Soon we get to know these lovers. The woman is a French actress (Emmanuèle Riva), working on location in Hiroshima. He’s a Japanese architect, and Hiroshima is his home–it always has been. He was in the army, serving elsewhere when the bomb hit. But his family was there.

They’re very much in love, but it’s not that simple. Not only are they of different cultures (he, conveniently, speaks fluent French), but both of them are already married. She will be gone soon, and presumably they will never see each other again.

But sex can lead to other forms of intimacy, and soon they’re telling each other their secrets. Actually, she tells more than he does, about the German lover she had during the occupation and the punishment she endured for “betraying France.”

Hiroshima mon amour is an intimate, hopeless love story set against the ruins of a massively horrific war that scarred everyone involved (mentally or physically). My one complaint: I would have liked to know more about the man’s past. The flashbacks were all the woman’s.

The film has just been restored, and was screened off a DCP. It looked fantastic.

I give it an A-.

Queen Kelly

How could this be anything except a disaster? Joseph Kennedy, without any real movie experience, financed Queen Kelly as a vehicle for his mistress, Gloria Swanson. He hired Erich von Stroheim to write and direct it–despite Stroheim’s reputation as an overspending, uncommercial, and uncontrollable egomaniac. (He was all those things, as well as a brilliant artist.)

It’s no surprise that Queen Kelly, made at the very end of the silent era, was never completed. Swanson and Kelly fired Stroheim, shelved the film, unshelved it, pieced it together, shot additional scenes, and eventually released it in various forms.

It’s probably remembered best today for a couple of scenes that appeared in Sunset Boulevard.

The film today, at least in the 1983 restoration screened Friday night, is of little but historical interest.
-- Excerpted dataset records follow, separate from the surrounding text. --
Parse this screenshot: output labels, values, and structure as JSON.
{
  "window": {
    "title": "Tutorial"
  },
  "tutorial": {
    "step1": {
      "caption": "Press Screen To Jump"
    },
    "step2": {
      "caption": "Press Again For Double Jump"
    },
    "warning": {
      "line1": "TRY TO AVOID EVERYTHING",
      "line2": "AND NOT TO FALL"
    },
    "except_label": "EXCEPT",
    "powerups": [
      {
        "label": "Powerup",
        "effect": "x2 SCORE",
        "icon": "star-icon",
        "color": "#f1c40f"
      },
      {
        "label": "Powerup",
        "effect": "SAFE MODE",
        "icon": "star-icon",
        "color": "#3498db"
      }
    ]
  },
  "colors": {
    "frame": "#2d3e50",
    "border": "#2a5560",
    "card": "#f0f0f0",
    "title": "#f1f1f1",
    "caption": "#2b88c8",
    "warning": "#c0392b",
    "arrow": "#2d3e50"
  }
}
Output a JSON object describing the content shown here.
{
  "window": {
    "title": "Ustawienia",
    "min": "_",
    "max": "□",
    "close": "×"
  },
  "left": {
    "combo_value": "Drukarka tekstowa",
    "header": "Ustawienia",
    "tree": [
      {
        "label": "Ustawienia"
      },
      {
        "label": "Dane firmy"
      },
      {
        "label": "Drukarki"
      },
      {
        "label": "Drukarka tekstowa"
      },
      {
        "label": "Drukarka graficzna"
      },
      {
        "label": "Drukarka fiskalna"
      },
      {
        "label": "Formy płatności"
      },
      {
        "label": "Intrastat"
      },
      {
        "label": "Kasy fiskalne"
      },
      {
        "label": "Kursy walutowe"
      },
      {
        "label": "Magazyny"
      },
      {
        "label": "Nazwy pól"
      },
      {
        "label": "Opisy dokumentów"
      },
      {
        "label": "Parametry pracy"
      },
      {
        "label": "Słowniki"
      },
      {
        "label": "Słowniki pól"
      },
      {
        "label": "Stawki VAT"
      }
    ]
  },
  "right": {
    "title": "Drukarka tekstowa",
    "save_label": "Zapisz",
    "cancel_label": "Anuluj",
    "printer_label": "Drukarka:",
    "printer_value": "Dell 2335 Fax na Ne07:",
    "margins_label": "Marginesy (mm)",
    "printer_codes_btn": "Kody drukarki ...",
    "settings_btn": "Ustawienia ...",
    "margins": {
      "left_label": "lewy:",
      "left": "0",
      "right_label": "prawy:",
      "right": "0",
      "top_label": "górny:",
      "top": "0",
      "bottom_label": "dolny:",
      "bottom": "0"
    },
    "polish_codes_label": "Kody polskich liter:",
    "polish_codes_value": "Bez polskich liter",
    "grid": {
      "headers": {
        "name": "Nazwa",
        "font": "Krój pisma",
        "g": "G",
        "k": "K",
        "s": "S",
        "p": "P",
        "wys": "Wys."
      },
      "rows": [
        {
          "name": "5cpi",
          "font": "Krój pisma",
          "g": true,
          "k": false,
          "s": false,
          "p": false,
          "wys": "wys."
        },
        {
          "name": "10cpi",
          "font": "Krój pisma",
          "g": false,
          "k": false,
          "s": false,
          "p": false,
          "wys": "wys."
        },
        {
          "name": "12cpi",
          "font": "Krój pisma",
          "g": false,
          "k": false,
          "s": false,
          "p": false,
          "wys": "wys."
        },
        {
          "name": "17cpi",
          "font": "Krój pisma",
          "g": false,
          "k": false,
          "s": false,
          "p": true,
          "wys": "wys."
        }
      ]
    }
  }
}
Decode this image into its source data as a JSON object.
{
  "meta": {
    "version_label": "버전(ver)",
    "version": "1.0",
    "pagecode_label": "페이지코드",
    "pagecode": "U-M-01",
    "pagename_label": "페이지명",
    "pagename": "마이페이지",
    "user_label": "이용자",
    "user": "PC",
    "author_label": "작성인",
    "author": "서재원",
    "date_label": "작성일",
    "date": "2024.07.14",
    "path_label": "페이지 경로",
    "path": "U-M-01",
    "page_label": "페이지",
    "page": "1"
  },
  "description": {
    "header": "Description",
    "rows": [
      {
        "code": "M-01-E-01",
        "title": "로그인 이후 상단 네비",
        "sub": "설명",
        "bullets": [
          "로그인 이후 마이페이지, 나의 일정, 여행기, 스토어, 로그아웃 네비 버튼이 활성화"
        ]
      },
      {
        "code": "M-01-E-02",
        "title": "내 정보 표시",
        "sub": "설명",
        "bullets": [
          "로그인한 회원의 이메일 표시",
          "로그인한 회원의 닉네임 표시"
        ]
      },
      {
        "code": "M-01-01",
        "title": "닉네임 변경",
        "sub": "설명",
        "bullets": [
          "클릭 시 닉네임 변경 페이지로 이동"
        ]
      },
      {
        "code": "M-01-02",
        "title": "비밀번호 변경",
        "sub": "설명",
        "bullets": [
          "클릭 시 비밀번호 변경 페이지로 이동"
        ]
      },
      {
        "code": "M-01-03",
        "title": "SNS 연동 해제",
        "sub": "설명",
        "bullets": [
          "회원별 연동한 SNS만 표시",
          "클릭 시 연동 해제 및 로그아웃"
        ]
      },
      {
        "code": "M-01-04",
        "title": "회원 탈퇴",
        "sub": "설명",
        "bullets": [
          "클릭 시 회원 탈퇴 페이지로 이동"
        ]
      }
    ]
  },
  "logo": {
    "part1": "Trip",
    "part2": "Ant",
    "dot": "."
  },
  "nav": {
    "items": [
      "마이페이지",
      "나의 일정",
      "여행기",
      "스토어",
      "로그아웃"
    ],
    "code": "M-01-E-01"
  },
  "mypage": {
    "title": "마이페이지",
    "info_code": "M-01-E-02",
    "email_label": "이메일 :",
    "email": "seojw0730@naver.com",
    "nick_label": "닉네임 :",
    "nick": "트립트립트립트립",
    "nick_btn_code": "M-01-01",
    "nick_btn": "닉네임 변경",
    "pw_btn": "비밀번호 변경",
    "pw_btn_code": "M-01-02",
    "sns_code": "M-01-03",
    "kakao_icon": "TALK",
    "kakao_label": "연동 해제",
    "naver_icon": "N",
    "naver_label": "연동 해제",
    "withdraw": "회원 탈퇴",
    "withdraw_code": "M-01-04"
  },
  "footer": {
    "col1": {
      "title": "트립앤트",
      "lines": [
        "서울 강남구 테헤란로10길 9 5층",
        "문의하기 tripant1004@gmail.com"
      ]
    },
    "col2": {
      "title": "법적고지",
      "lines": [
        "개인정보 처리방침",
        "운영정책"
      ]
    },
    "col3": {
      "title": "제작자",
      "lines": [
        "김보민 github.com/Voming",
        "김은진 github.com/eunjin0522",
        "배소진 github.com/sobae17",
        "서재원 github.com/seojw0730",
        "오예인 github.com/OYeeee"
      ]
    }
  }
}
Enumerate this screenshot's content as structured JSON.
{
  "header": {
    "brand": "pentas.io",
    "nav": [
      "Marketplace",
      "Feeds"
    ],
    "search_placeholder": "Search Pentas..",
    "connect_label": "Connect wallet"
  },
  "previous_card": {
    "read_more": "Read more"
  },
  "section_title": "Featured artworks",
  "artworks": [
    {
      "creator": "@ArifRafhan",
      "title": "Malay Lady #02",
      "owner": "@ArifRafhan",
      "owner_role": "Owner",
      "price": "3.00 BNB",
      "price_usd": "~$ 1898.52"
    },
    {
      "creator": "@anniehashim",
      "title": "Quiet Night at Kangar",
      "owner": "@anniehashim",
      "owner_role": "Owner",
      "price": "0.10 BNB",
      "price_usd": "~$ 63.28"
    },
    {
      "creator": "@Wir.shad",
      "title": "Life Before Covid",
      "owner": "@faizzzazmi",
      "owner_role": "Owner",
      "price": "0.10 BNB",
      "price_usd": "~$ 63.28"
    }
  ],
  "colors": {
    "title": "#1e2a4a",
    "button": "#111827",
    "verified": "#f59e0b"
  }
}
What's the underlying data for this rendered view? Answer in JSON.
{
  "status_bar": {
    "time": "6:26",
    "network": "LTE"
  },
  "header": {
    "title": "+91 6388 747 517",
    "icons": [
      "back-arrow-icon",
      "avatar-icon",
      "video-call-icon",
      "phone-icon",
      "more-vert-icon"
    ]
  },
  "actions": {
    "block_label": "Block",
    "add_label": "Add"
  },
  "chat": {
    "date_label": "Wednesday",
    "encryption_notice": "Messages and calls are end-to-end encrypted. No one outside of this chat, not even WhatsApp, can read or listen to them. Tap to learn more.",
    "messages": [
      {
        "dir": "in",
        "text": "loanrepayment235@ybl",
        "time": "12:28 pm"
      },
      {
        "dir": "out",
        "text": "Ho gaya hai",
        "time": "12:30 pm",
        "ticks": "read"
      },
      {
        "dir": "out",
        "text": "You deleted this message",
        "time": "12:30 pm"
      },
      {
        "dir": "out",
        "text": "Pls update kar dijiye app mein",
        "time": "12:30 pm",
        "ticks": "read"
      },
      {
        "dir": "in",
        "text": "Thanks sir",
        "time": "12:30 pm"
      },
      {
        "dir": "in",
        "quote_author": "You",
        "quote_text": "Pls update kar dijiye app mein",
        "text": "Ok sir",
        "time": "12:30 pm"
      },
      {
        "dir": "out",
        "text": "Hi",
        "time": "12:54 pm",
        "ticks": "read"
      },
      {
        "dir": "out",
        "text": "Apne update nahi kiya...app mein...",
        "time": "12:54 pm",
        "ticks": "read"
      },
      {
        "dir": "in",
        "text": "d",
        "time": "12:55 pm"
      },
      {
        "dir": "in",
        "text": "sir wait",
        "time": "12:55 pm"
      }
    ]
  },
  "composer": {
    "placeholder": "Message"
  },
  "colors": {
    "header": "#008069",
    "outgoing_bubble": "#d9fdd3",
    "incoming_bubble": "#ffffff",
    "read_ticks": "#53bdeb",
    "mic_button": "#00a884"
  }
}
The plot–or what’s left of it–is silly. The characters are cardboard. Its attempts at being kinky are just kind of annoying. The whole last part of the film is a series of intertitles–with a few photographs–that tell the audience what would have happened had Stroheim been able to complete his vision.

But then, of all the brilliant and daring auteurs who fought the Hollywood studio heads to have their visions brought to the screen, only Erich von Stroheim makes me feel sorry for the studio heads.

The 35mm print had serious focus issues, presumably because the sources were several generations away from the original negative. Although this was a silent movie, it was shown at the PFA with a recorded musical soundtrack–probably from a very early release. By the time the film came to paying audiences, movie theaters had laid off their musicians and the American silent cinema was dead.

And if it hadn’t been dead, this film might have killed it. I give Queen Kelly a D.

Genius in decline: My review of Mr. Holmes

B+ Drama

  • Screenplay by Jeffrey Hatcher, from the novel A Slight Trick of the Mind by Mitch Cullin, and the character created by Arthur Conan Doyle
  • Directed by Bill Condon

Anyone who loves fiction’s most famous detective knows that Sherlock Holmes eventually retired from detective work and moved to Sussex, where he took up beekeeping. And that’s where this story, set in 1947, mostly takes place. Set long after Arthur Conan Doyle wrote his last story, the movie deals with a Holmes whose famous mental facilities are sliding into senility.

In other words, this film shows us a Sherlock Holmes we haven’t seen before—aged, walking with a cane, and more interested in bees than crime. For anyone who loves the original stories and the many adaptations, it’s movie not to be missed. For everyone else, it’s merely a very enjoyable movie that entertains not through action, comedy, or special effects, but by providing us with interesting characters slightly larger than life.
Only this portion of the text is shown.